From the beginning, Lacerte says, "My idea was: Let’s create an environment where teams can deploy their services faster, and they will say, ‘Okay, I don’t want to build in the monolith anymore. I want to build a service.’" (Lacerte left the company in 2019.)
Working with the operations team, Lacerte’s group got more control and access to the company’s
AWS infrastructure, and started prototyping several orchestration technologies. "Back then, Kubernetes was a little underground, unknown," he says. "But we looked at the community, the number of pull requests, the velocity on GitHub, and we saw it was getting traction. And we found that it was much easier for us to manage than the other technologies."

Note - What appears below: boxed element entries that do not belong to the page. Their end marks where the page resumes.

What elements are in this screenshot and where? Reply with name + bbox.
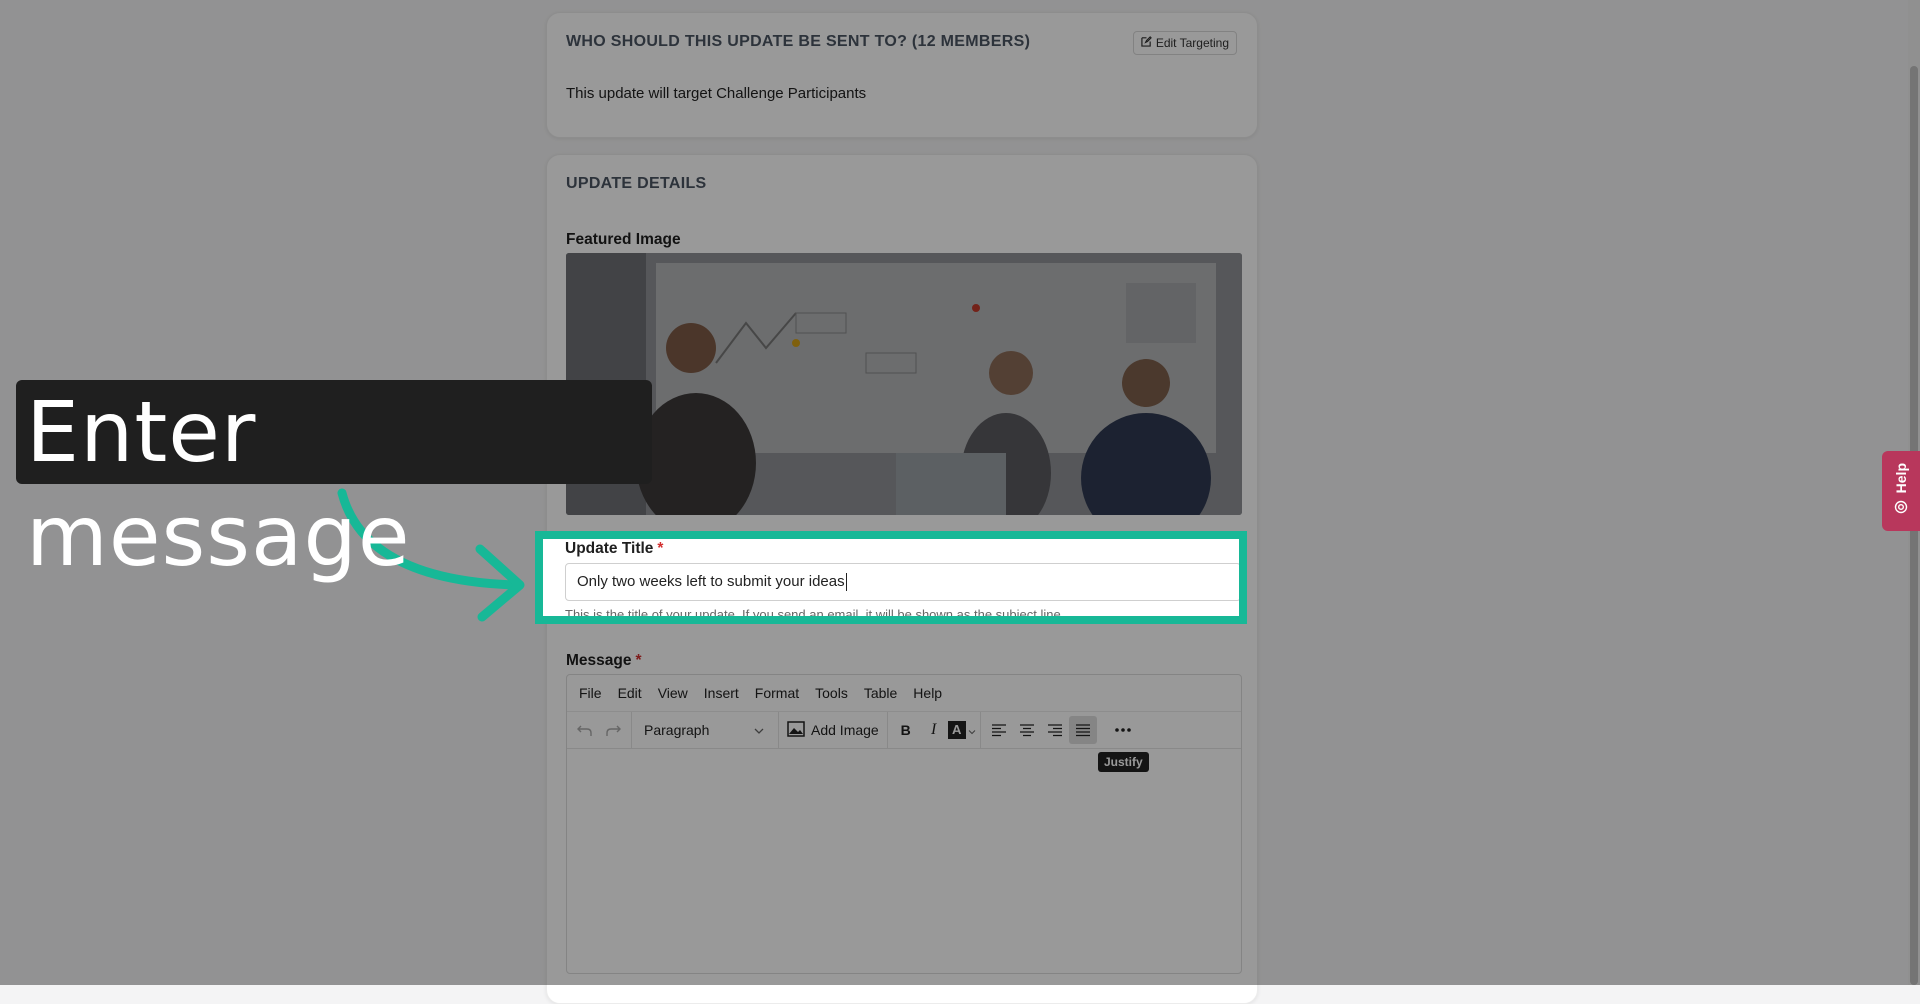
instruction-callout: Enter message — [16, 380, 652, 585]
highlight-frame — [535, 531, 1247, 624]
lifebuoy-icon — [1894, 500, 1908, 519]
help-tab[interactable]: Help — [1882, 451, 1920, 531]
help-label: Help — [1893, 463, 1909, 494]
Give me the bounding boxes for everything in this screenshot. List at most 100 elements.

They spun up the first few services on Kubernetes using
Chef and
Terraform provisioning, and as more services were added, more automation was, too. "We have clusters around the world—in Korea, in Australia, in Germany, and in the U.S.," says Lacerte. "Automation is critical for us." They’re now largely using
Kops, and are looking at managed Kubernetes offerings from several cloud providers.
Today, though the monolith still exists, there are fewer and fewer commits and features. All teams are deploying on the new infrastructure, and services are the norm. AppDirect now has more than 50 microservices in production and 15 Kubernetes clusters deployed on AWS and on premise around the world.
Lacerte’s strategy ultimately worked because of the very real impact the Kubernetes platform has had to deployment time. Due to less dependency on custom-made, brittle shell scripts with SCP commands, time to deploy a new version has shrunk from 4 hours to a few minutes. Additionally, the company invested a lot of effort to make things self-service for developers. "Onboarding a new service doesn’t require
Jira tickets or meeting with three different teams," says Lacerte. Today, the company sees 1,600 deployments per week, compared to 1-30 before.